In the Earth-828 timeline, scientist Reed Richards aka Mister Fantastic (Pascal), his wife Sue Storm aka Invisible Woman (Kirby), her cocksure brother Johnny Storm aka Human Torch (Quinn) and Reed’s best friend Ben Grimm aka The Thing (Moss-Bachrach) become humanity’s protectors after they return from a space mission with cosmically enhanced DNA. Based in the Baxter Building in New York, the plucky quartet defeat Mole Man (Paul Walter Hauser) then successfully broker a treaty to allow his subterranean kind to live in peace beneath the city.

A few months after Sue confirms her pregnancy, enigmatic herald Silver Surfer (Julia Garner) breaches Earth-828’s atmosphere to announce the arrival of her merciless master: a celestial force as essential as the stars. “I herald his beginning.
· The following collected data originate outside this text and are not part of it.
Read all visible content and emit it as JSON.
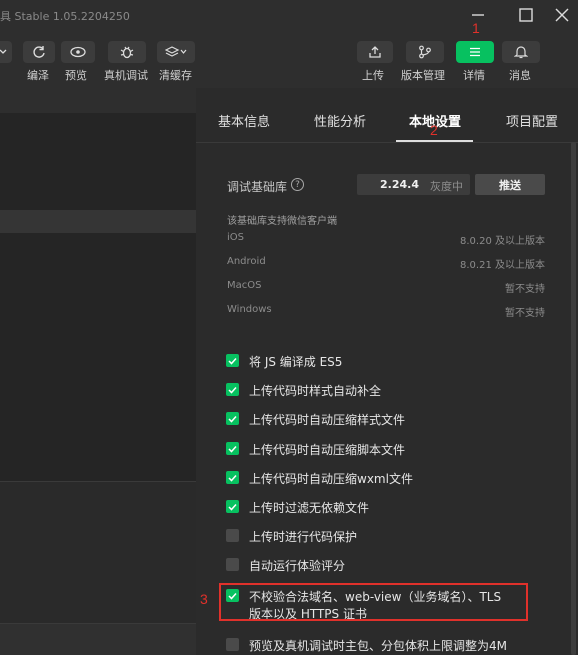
{
  "window": {
    "title": "具 Stable 1.05.2204250"
  },
  "toolbar": {
    "compile_label": "编泽",
    "preview_label": "预览",
    "remote_debug_label": "真机调试",
    "clear_cache_label": "清缓存",
    "upload_label": "上传",
    "version_mgmt_label": "版本管理",
    "details_label": "详情",
    "messages_label": "消息",
    "accent_color": "#07c160"
  },
  "tabs": [
    {
      "label": "基本信息"
    },
    {
      "label": "性能分析"
    },
    {
      "label": "本地设置"
    },
    {
      "label": "项目配置"
    }
  ],
  "annotations": {
    "a1": "1",
    "a2": "2",
    "a3": "3",
    "color": "#e0312b"
  },
  "settings": {
    "lib_label": "调试基础库",
    "lib_version": "2.24.4",
    "lib_usage": "灰度中",
    "push_label": "推送",
    "support_title": "该基础库支持微信客户端",
    "support": [
      {
        "platform": "iOS",
        "value": "8.0.20 及以上版本"
      },
      {
        "platform": "Android",
        "value": "8.0.21 及以上版本"
      },
      {
        "platform": "MacOS",
        "value": "暂不支持"
      },
      {
        "platform": "Windows",
        "value": "暂不支持"
      }
    ],
    "options": [
      {
        "label": "将 JS 编译成 ES5",
        "checked": true
      },
      {
        "label": "上传代码时样式自动补全",
        "checked": true
      },
      {
        "label": "上传代码时自动压缩样式文件",
        "checked": true
      },
      {
        "label": "上传代码时自动压缩脚本文件",
        "checked": true
      },
      {
        "label": "上传代码时自动压缩wxml文件",
        "checked": true
      },
      {
        "label": "上传时过滤无依赖文件",
        "checked": true
      },
      {
        "label": "上传时进行代码保护",
        "checked": false
      },
      {
        "label": "自动运行体验评分",
        "checked": false
      },
      {
        "label": "不校验合法域名、web-view（业务域名）、TLS",
        "label2": "版本以及 HTTPS 证书",
        "checked": true
      },
      {
        "label": "预览及真机调试时主包、分包体积上限调整为4M",
        "checked": false
      }
    ]
  }
}
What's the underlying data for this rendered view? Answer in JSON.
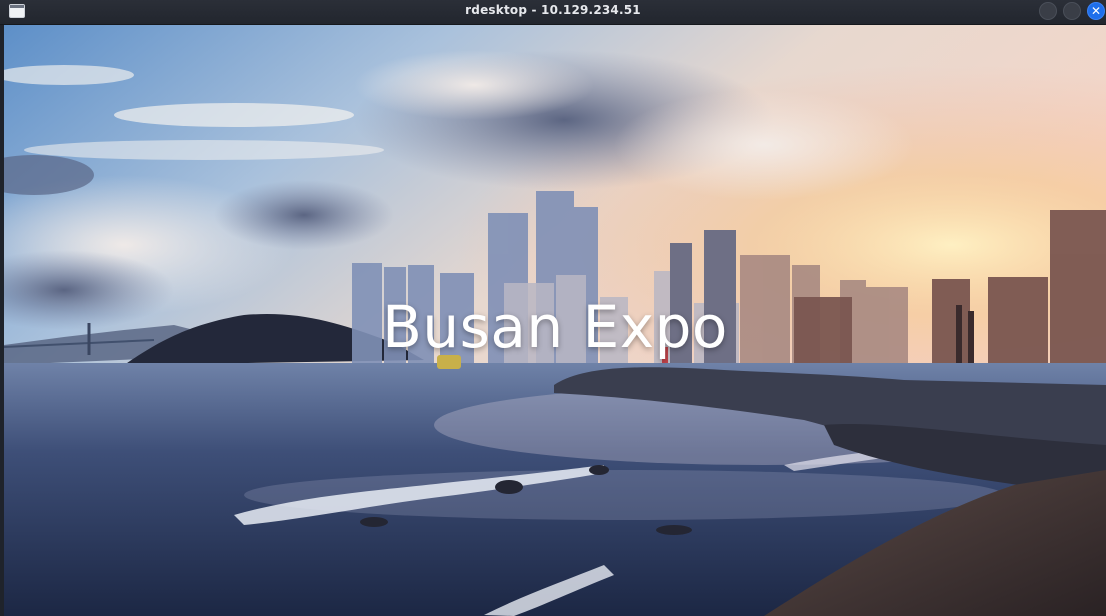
{
  "window": {
    "title": "rdesktop - 10.129.234.51",
    "icons": [
      "app-window-icon",
      "minimize-icon",
      "maximize-icon",
      "close-icon"
    ],
    "close_glyph": "✕"
  },
  "page": {
    "hero_title": "Busan Expo"
  },
  "colors": {
    "titlebar": "#22262e",
    "close_button": "#1f6feb",
    "hero_text": "#ffffff"
  }
}
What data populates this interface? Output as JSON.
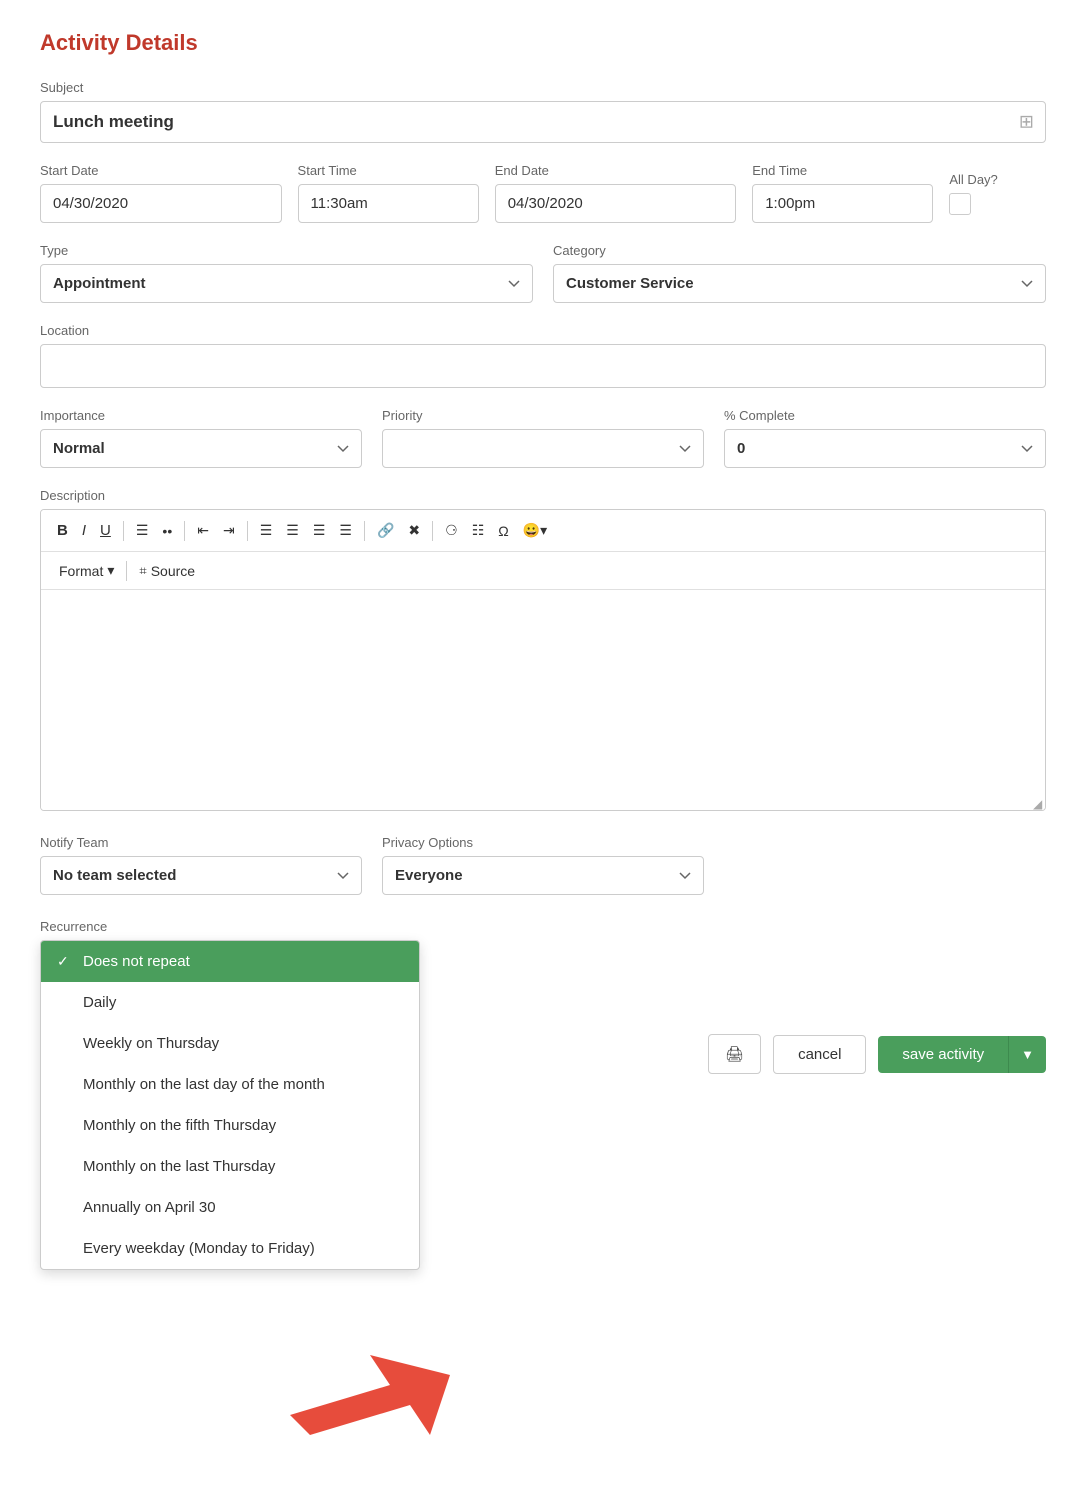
{
  "page": {
    "title": "Activity Details"
  },
  "subject": {
    "label": "Subject",
    "value": "Lunch meeting",
    "placeholder": "Subject"
  },
  "startDate": {
    "label": "Start Date",
    "value": "04/30/2020"
  },
  "startTime": {
    "label": "Start Time",
    "value": "11:30am"
  },
  "endDate": {
    "label": "End Date",
    "value": "04/30/2020"
  },
  "endTime": {
    "label": "End Time",
    "value": "1:00pm"
  },
  "allDay": {
    "label": "All Day?"
  },
  "type": {
    "label": "Type",
    "value": "Appointment"
  },
  "category": {
    "label": "Category",
    "value": "Customer Service"
  },
  "location": {
    "label": "Location",
    "value": "",
    "placeholder": ""
  },
  "importance": {
    "label": "Importance",
    "value": "Normal"
  },
  "priority": {
    "label": "Priority",
    "value": ""
  },
  "percentComplete": {
    "label": "% Complete",
    "value": "0"
  },
  "description": {
    "label": "Description",
    "format_label": "Format",
    "source_label": "Source",
    "toolbar": {
      "bold": "B",
      "italic": "I",
      "underline": "U"
    }
  },
  "notifyTeam": {
    "label": "Notify Team",
    "value": "No team selected"
  },
  "privacyOptions": {
    "label": "Privacy Options",
    "value": "Everyone"
  },
  "recurrence": {
    "label": "Recurrence",
    "options": [
      {
        "id": "does-not-repeat",
        "label": "Does not repeat",
        "selected": true
      },
      {
        "id": "daily",
        "label": "Daily",
        "selected": false
      },
      {
        "id": "weekly-thursday",
        "label": "Weekly on Thursday",
        "selected": false
      },
      {
        "id": "monthly-last-day",
        "label": "Monthly on the last day of the month",
        "selected": false
      },
      {
        "id": "monthly-fifth-thursday",
        "label": "Monthly on the fifth Thursday",
        "selected": false
      },
      {
        "id": "monthly-last-thursday",
        "label": "Monthly on the last Thursday",
        "selected": false
      },
      {
        "id": "annually-april-30",
        "label": "Annually on April 30",
        "selected": false
      },
      {
        "id": "every-weekday",
        "label": "Every weekday (Monday to Friday)",
        "selected": false
      }
    ]
  },
  "footer": {
    "print_label": "🖨",
    "cancel_label": "cancel",
    "save_label": "save activity",
    "save_arrow": "▼"
  },
  "colors": {
    "title": "#c0392b",
    "green": "#4a9e5c",
    "selected_bg": "#4a9e5c"
  }
}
I herald your end. I herald… Galactus!” she proclaims, referring to a ravenous space god, who has devoured several planets in the universe and intends to do the same to the third rock from the sun. The combined powers of The Fantastic Four seem puny against such a formidable adversary and his shimmering messenger. Reed’s calculations produce only one “mathematical, ethical and available” solution and it is a heartbreaking sacrifice none of the team dares to entertain.

The Fantastic Four: First Steps twists and shouts through two hours of interstellar exploration and pseudo-science with consummate ease. Four screenwriters neatly distil characters’ back stories as archive footage from The Ted Gilbert Show (Mark Gatiss) to cut straight to the chase as mighty Galactus begins his fateful approach to the planet. Action sequences marshal just enough dazzling digital trickery to quicken the pulse without losing sight of the family-oriented emotional drama that underpins each rallying cry. Fantastic in name and execution.